With the return of the majority of the house to the Republicans (and a stronger majority in the Senate), we see the same nonsense happening again. One of the concepts is to cut business taxes. For example, the Senate has SB1 and SB2 to cut the Business Profits tax and Business Enterprise taxes. This is projected to reduce the General Fund $78 million in the first biennium.
Consider this from the NH Fiscal Policy Institute:
Of the roughly 59,000 businesses that filed BPT returns in 2011, the vast majority – over 44,500 – had no tax liability; similarly, approximately 24,900 of the 59,000 BET returns that year had no liability either.
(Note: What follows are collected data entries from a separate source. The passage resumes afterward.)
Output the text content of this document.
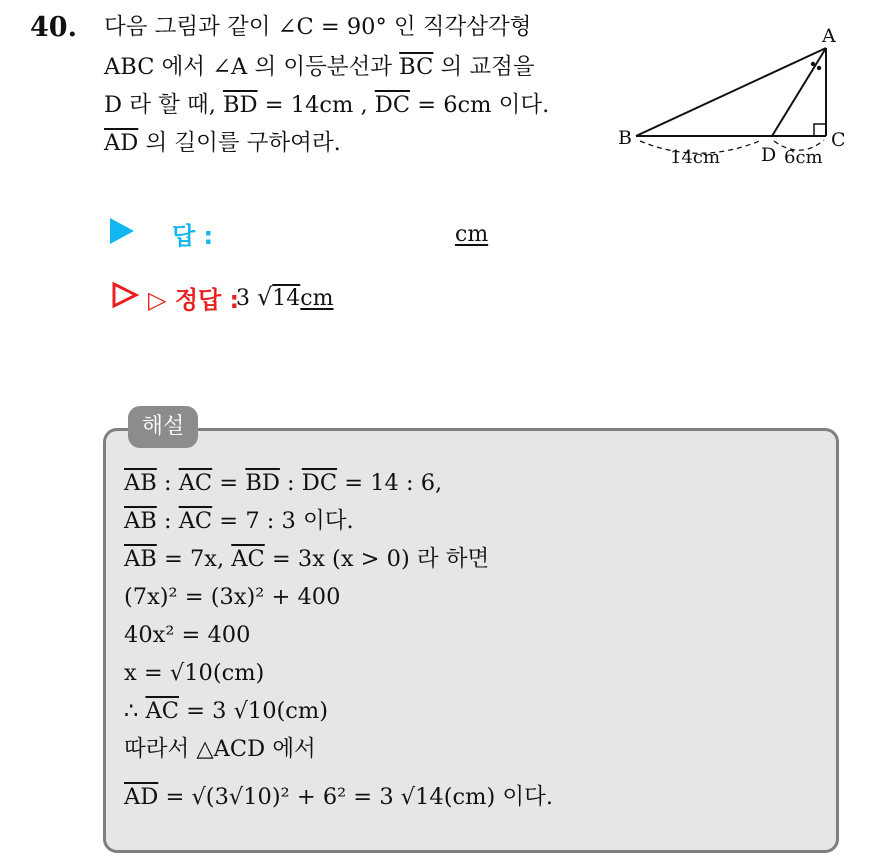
40. 다음 그림과 같이 ∠C = 90° 인 직각삼각형
ABC 에서 ∠A 의 이등분선과 $\overline{BC}$ 의 교점을
D 라 할 때, $\overline{BD} = 14cm$ , $\overline{DC} = 6cm$ 이다.
$\overline{AD}$ 의 길이를 구하여라.
A
B	C
D
14cm	6cm
답 :	cm
▷ 정답 :
3 √14cm
해설
$\overline{AB}$ : $\overline{AC} = \overline{BD}$ : $\overline{DC} = 14$ : 6,
$\overline{AB}$ : $\overline{AC} = 7$ : 3 이다.
$\overline{AB} = 7x$, $\overline{AC} = 3x$ (x > 0) 라 하면
(7x)² = (3x)² + 400
40x² = 400
x = √10(cm)
∴ $\overline{AC} = 3$ √10(cm)
따라서 △ACD 에서
$\overline{AD} = √(3√10)^2 + 6^2 = 3$ √14(cm) 이다.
In fact, according to the Department of Revenue Administration, more than 19,000 businesses – or close to a third of all businesses filing a tax return — owed zero BPT and BET in 2011. (source)
This cut won't help new businesses (not enough profits to tax yet) or most small businesses (with limited profits to tax and less BET liability). This will help larger business and corporations which can afford to pay the taxes they owe for the services they use in NH. NH businesses already enjoy a lower tax burden in NH than they do in all but 11 other states.(source) Why should we cut taxes incrementally with limited if any impact on most of the businesses in the state when it means significant and substantial cuts to the General Fund at a time when the funds for infrastructure and Health and Human Services are on the chopping block?
By the way, our Senator - Regina Birdsell (R) - is one of the prime sponsors of SB1 and SB2.